Sikh is KIng
One of the primary reasons I travel the globe, besides the drive to volunteer, is the adventures that fill every trip. India was perhaps the biggest cultural shock for me; I can assume that if you ever make a first-time trip there, you will have the same feelings I did. Even the first moments of landing in the Indian airport were a thrill. I often found myself laughing at all the peculiarities. When I arrived at the airport, I needed to contact the hotel so I could arrange for my transportation. I went in search of the nearest pay phone, but instead of finding a standard coin-operated phone, I came across a set of regular house phones guarded by a man. To utilize the phone, you would have to pay him directly, and then he would allow you to dial. This was extremely odd and seemed like a waste of human resources – having an actual person do nothing but guard a phone and collect change. However, I found this quite amusing; it set the tone for the rest of my adventure in India.

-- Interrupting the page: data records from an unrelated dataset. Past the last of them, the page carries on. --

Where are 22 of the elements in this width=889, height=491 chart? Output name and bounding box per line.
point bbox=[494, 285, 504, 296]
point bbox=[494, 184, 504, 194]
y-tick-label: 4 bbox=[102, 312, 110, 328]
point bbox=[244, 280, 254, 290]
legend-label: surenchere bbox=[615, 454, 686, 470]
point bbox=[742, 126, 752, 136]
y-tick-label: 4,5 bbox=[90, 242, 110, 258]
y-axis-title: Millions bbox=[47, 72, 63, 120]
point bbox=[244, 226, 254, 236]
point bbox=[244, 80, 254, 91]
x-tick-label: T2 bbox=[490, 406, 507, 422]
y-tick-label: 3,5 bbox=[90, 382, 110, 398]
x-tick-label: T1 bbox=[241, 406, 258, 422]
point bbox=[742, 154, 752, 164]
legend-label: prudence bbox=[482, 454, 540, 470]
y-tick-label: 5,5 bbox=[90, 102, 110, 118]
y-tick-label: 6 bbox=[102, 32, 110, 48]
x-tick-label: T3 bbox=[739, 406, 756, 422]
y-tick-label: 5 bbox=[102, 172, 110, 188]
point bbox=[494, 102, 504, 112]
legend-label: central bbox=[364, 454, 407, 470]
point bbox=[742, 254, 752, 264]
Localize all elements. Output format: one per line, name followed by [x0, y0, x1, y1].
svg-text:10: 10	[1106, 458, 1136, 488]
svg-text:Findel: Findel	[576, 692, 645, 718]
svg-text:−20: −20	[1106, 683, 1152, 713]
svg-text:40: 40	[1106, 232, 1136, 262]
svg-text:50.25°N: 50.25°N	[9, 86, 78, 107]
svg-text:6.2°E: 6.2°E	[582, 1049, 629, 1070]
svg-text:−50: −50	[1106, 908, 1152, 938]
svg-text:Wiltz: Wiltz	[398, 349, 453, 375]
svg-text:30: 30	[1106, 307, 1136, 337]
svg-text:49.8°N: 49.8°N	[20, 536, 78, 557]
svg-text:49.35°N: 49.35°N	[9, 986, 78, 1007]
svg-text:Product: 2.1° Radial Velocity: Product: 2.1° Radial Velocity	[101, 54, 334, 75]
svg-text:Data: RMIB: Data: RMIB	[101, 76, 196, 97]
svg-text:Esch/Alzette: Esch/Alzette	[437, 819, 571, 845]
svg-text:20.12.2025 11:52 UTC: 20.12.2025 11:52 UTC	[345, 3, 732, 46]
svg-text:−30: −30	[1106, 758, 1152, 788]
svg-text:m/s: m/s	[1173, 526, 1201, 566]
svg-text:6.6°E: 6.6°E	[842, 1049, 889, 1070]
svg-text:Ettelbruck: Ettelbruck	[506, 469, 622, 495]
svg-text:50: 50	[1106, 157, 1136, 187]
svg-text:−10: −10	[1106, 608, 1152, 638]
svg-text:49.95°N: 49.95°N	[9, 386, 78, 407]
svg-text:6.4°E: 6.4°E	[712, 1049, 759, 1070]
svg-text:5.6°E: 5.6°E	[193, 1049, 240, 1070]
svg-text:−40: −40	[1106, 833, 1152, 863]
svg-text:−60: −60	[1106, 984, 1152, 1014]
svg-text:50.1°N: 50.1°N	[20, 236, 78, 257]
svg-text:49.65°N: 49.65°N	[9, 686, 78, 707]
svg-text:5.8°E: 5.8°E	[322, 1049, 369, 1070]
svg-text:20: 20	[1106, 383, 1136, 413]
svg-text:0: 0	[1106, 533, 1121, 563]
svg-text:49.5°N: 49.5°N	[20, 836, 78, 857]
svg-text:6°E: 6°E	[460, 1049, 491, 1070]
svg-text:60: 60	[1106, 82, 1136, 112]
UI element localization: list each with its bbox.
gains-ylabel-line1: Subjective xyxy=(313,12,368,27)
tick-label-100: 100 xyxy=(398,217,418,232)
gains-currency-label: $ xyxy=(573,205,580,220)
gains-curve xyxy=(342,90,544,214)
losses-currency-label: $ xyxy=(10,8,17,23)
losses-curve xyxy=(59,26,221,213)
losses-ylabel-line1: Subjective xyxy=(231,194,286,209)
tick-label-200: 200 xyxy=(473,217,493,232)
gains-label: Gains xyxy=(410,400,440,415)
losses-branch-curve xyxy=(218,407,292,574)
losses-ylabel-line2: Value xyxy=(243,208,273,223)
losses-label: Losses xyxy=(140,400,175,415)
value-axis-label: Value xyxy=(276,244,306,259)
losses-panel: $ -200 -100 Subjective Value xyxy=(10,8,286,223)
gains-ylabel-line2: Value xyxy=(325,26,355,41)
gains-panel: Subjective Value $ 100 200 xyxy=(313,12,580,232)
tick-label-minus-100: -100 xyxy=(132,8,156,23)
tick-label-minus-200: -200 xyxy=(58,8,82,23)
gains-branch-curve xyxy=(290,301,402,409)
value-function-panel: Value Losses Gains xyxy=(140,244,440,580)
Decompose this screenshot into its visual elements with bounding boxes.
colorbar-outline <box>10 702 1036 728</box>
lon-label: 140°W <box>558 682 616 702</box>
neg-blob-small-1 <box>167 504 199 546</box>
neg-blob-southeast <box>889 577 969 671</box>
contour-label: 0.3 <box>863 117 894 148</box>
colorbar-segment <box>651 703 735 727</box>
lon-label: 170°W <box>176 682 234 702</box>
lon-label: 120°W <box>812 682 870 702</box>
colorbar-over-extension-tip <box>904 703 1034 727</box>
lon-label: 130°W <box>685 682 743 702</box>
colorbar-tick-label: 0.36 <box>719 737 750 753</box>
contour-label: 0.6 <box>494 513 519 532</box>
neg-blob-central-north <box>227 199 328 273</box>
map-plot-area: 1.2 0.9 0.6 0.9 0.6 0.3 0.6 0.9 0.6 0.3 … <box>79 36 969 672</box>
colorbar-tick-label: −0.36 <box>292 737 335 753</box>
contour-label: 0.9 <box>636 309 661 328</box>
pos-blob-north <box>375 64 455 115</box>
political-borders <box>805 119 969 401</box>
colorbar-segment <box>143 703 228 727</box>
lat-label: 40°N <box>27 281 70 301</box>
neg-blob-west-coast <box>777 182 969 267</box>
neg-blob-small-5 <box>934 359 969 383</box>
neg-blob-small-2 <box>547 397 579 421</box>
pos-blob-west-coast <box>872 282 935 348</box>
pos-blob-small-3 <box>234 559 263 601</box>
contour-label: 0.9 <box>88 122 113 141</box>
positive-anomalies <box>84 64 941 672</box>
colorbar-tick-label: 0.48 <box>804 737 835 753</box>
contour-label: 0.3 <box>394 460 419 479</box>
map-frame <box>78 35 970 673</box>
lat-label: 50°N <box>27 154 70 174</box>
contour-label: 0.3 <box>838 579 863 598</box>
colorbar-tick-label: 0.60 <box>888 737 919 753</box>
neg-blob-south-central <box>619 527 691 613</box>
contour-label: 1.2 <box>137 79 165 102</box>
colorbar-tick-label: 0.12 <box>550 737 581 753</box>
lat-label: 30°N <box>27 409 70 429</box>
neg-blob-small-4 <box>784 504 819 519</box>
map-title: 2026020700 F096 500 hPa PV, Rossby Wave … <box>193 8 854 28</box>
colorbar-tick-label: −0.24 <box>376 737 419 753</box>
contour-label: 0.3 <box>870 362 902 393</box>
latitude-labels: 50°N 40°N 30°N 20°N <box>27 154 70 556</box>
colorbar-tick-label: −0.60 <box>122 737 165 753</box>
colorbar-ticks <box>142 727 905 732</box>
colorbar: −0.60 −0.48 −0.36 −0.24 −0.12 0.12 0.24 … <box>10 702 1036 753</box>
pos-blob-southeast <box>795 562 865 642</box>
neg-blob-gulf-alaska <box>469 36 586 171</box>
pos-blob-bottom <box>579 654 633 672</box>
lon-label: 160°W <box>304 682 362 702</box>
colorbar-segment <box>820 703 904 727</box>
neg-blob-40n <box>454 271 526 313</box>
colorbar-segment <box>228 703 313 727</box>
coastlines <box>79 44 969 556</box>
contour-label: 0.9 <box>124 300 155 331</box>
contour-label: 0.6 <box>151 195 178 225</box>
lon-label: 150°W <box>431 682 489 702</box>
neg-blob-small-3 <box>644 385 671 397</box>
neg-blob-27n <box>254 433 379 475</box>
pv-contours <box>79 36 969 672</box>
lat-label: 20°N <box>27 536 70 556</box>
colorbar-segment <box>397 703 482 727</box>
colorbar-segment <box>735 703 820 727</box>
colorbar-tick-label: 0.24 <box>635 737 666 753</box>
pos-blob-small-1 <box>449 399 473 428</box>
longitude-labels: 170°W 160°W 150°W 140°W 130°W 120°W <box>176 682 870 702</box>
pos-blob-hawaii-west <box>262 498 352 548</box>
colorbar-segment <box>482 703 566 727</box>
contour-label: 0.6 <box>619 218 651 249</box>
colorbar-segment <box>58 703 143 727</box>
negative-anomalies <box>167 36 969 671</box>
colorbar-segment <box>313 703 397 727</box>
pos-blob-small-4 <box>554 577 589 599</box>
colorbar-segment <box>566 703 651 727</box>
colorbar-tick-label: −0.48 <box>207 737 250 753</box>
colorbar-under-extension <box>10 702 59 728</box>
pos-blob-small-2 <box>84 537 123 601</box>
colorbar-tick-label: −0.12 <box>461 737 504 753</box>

The drive itself was a surreal experience. Cars drove by my cab on every side, and there was practically no inch of the street not already taken up by a vehicle. There were large crowds of pedestrians and even cars driving in the wrong direction. I felt that a car accident was about to take place at any moment. My driver joked with me, telling me that a special permit is required to drive in New Delhi
When I arrived at my hotel, I didn’t have any plans for my first day, as I had booked all my tours for the later days of my trip. Right before I walked up to the hotel, the cab driver had asked me if I wanted to see the “real India” for my first day. Of course, I jumped at the chance to go on a little adventure. The first stop was the Sikh temple. The driver told me that “Sikh” is apparently king in India. (You may know them as the individuals wearing turbans.)
When I arrived at the temple, I had no idea what to expect. One thing that was different from other temples I had visited was that your head had to be covered out of respect for GOD. You would put on the turban before entering, then take off your shoes and wash your hands. Shortly after I learned what makes the Sikh stand out so much in India.
“Langar” is the term used in the Sikh religion for the common area where food is served for free in a Gurdwara ( a place of worship for Sikhs) everyday to all the visitors to all their temples around the world. I was walking around when one of the Sikhs pulled me aside. Next thing I knew, I was washing dishes. He kept smiling at me while I washed the dishes; I could feel the love in his heart. While I was taking care of the dishes, he talked to me about Sikh culture and how everyone is welcome. They never discriminate against anyone. At this particular temple, they feed thousands of Indians each and every day. The point he wanted me to understand is that we all bleed the same. I can tell you, from that day on I have understood the meaning behind the phrase SIKH IS KING.